Prioritas : 19

1.3K 125 24
                                    

Tepat saat bel istirahat pertama Lio keluar kelas. Sial sekali ketua kelas mereka, membohongi satu kelas dengan mengatakan jika kelas mereka free padahal sesungguhnya guru mereka datang hanya saja sedikit terlambat.

Tau Lio kemana? Tepat. UKS.

Laki-laki itu meruntuki, memaki dan menghujani hujatan pada guru dengan mulut pedas itu. Bu Tina, guru BK yang merangkap menjadi guru kebudayaan itu menahan Doni untuk menemani Lintang dan malah memilih Abila.

Fikiran Lio sudah kemana-mana, membayangkan apa saja yang akan di lakukan remaja berbeda gender itu di dalam ruangan bernama UKS.

Lio berjalan dengan langkah dua kali lebih lebar dari langkah biasanya. Ia ingin cepat-cepat menghampiri kekasihnya dan membawanya menjauh dari Lintang.

Pintu UKS terbuka, benar dugaannya jika hanya ada mereka bedua saja di dalam ruangan. Lio berjalan lebih dalam untuk melihat lebih jelas keadaan di dalam.

Lio menyilangkan kedua tangannya di depan dada, memperhatikan Abila yang sedang duduk di samping Lintang dengan ponsel yang Lio yakini bukan miliknya melainkan milik Lintang. Sedangkan Lintang, laki-laki itu sedang tertidur di kasur UKS.

Lio melangkah dua langkah lebih dekat dengan Abila yang masih belum sadar dengan kehadirannya. Lio diam memperhatikan apa yang sedang di mainkan oleh gadis itu, rupanya hanya sebuah game masak-masak.

"Kantin, makan. Bukannya duduk di sini."

Abila terkaget, ia dengan reflek menoleh kekanan dan kekiri tapi tidak menemukan seseorang dan baru menemukannya pada saat ia membalikkan tubuh ke belakang, ada Lio.

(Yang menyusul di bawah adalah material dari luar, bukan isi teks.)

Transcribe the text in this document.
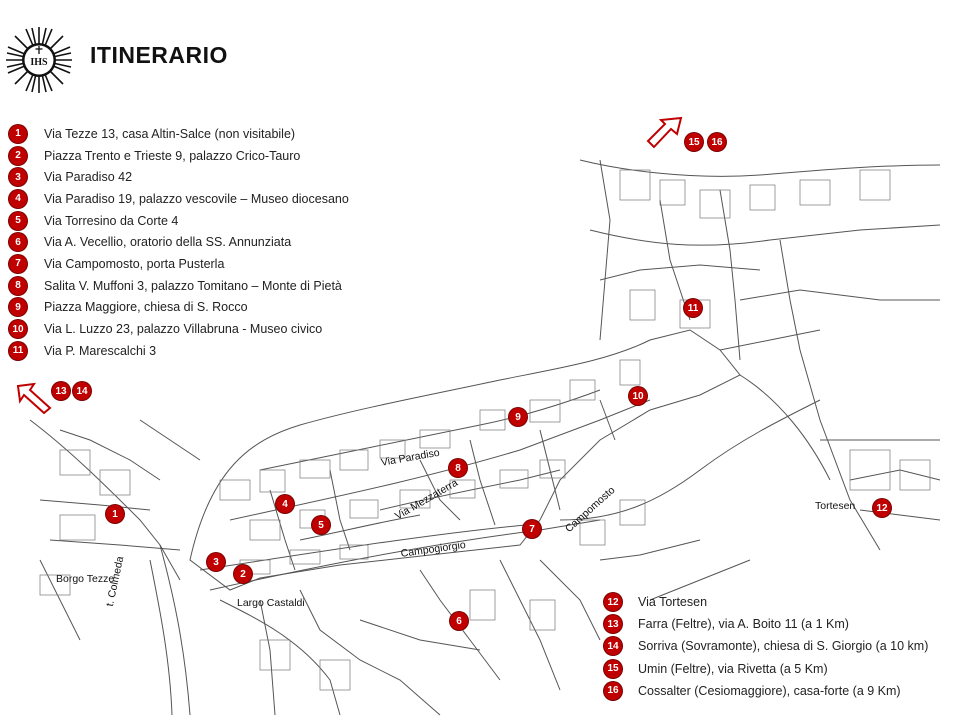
IHS ITINERARIO
13 14
15	16
1
2
3
4
5
6
7
8
9
10
11
12
Borgo Tezze
t. Colmeda	Largo Castaldi
Campogiorgio
Via Paradiso
Via Mezzaterra	Campomosto	Tortesen
1	Via Tezze 13, casa Altin-Salce (non visitabile)
2	Piazza Trento e Trieste 9, palazzo Crico-Tauro
3	Via Paradiso 42
4	Via Paradiso 19, palazzo vescovile – Museo diocesano
5	Via Torresino da Corte 4
6	Via A. Vecellio, oratorio della SS. Annunziata
7	Via Campomosto, porta Pusterla
8	Salita V. Muffoni 3, palazzo Tomitano – Monte di Pietà
9	Piazza Maggiore, chiesa di S. Rocco
10 Via L. Luzzo 23, palazzo Villabruna - Museo civico
11 Via P. Marescalchi 3
12 Via Tortesen
13 Farra (Feltre), via A. Boito 11 (a 1 Km)
14 Sorriva (Sovramonte), chiesa di S. Giorgio (a 10 km)
15 Umin (Feltre), via Rivetta (a 5 Km)
16 Cossalter (Cesiomaggiore), casa-forte (a 9 Km)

Abila bangun, tapi sebelum itu ia meletakan ponsel hitam milik Lintang di samping tubuh laki-laki itu baru ia berdiri saling bertatapan dengan Lio.

"Ada apa Lio?"

Lio berdecih, gadis di depannya ini tidak tau atau tolol? Sudah jelas ia ke sini karena merasa cemburu dan tidak terima dengan apa yang di lakukan oleh pacarnya namun mengapa gadis itu bertanya hal yang tidak masuk di akal.

"Kantin, makan." kata Lio dengan nada datar.

"Nanti, Lintang ga ada yang jaga." jawab Abila.

Bola mata Lio memperhatikan Lintang sejanak lalu fokus lagi pada Abila, "Temen-temen lo udah di kantin. Mau ke kantin sendiri atau gue tarik?"

Abila menghela nafas berat. Berat dan sangat berat. Deritanya mengapa banyak sekali.

"Bila ga kekantin, Lio aja sana Farhan sama Ghani pasti nunggu."

"Terus? Lo mau disini? Gitu?!"

Abila melotot, "Suttt, jangan teriak." paniknya. Lio bicara keras dan dari suara keras milik Lio itu bisa membangunkan Lintang yang baru saja tertidur.

Kekehan sinis Lio keluarkan, kedua tangannya mencengkram bahu Abila kencang berusaha memberikan peringatan pada gadis itu bahwasanya dirinya cemburu.

"Kenapa? Kenapa kalo gue teriak, hah!"

"Nanti Lintang bangun. Dia baru aja tidur, kasihan perutnya memar gara-gara-

"Gue? Maksud lo gara-gara gue?" potong Lio begitu cepat.

Abila tidak bisa bicara apapun. Ia ibarat buah simalakama yang kemana saja salah.

"Aw." Abila merintih, pundaknya terasa sakit akibat cengkraman yang di betikan oleh Lio yang semakin lama semaki sakit.

Lio tersenyum miring, memberikan tatapan tajam yang biasa ia berikan pada Abila jika sedang marah, "Sakit? Itu yang gue rasain saat lihat lo ketawa sama Lintang sedangkan sama gue lo jarang banget mau ketawa."